The driver glanced in the mirror but didn't slow.
"Riley, no—" Danny reached for me, his face a mask of alarm.
"I said, STOP THE GOD-DAMNED CAR!"
The command ripped from me, raw and guttural, a sound I didn't recognize as my own.
The cabbie jerked the wheel, swerving toward the curb with a screech of tires.
I didn't look at Danny. I didn't dare. I shoved the door open, the cold night air hitting me like a physical slap.
I stumbled out onto the pavement, the city's roar filling my ears.
He moved to get out after me.
I spun around, planting my feet, my hand held up like a shield. The streetlights cast harsh shadows on his face, highlighting the fear and confusion in his eyes.
"Don't—" The word was a shard of ice. "—Follow Me."
I poured every ounce of my turmoil, my fear, my desperate need for a single moment of true autonomy into my glare.
"I need to breathe. Just for a minute.
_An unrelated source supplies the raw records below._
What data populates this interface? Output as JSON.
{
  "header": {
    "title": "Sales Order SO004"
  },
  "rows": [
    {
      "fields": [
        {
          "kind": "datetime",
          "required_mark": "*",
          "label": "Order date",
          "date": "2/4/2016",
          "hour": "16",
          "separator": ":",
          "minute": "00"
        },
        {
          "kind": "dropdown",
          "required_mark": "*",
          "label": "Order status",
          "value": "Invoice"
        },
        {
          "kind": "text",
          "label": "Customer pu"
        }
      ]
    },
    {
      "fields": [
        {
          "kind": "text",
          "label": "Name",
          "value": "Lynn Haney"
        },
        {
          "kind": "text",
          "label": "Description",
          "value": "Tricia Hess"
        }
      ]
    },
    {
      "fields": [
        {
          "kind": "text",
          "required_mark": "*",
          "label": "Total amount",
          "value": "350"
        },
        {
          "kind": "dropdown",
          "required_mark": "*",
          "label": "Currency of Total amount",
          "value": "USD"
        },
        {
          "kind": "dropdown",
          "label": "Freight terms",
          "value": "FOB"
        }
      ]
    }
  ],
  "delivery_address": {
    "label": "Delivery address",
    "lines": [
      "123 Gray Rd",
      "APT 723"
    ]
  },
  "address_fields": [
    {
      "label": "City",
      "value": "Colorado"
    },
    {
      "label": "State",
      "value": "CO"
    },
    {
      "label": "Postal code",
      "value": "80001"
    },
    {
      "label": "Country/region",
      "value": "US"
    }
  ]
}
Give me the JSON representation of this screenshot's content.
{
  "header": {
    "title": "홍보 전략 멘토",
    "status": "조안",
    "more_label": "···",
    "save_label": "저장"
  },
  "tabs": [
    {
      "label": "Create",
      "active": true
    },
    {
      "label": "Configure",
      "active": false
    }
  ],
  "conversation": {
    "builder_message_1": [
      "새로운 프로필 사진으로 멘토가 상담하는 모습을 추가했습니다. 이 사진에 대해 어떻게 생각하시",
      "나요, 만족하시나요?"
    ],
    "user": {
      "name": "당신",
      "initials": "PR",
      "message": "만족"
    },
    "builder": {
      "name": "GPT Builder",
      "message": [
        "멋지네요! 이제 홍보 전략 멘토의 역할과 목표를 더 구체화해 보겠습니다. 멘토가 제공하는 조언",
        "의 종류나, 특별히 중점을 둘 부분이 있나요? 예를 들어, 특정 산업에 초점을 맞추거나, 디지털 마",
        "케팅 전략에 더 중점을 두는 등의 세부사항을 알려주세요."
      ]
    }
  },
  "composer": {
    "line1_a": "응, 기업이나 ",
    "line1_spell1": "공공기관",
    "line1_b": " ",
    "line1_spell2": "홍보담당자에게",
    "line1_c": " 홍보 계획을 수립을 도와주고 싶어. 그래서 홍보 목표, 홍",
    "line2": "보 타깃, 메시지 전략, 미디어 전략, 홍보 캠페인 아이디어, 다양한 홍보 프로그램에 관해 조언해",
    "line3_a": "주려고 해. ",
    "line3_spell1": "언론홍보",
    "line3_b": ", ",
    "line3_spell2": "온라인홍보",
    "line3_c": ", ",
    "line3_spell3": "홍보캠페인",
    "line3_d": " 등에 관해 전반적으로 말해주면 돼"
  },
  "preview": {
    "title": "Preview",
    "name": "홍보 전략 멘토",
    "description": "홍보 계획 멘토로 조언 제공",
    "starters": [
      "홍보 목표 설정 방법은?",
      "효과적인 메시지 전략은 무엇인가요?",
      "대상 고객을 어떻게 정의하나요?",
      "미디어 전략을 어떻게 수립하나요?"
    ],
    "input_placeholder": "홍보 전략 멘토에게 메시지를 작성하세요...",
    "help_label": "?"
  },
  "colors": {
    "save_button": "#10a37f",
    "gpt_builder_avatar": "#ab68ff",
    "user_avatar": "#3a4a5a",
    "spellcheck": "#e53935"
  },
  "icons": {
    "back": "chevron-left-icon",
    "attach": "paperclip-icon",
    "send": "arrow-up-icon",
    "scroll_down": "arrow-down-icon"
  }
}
Please."
The last word was a broken thing, the only part of me that was still the Riley he knew.
Before he could argue, I slammed the door.
"Drive," I told the cabbie.
I watched the car disappear, its red taillights swallowed by the night.
I stood alone on the sidewalk, hugging myself, the cold air a sharp relief on my heated skin.
For the first time all night, I was truly, utterly alone. NoDanny. NoTrevor. Noaudience.
Just me. And the terrifying, intoxicating taste of freedom.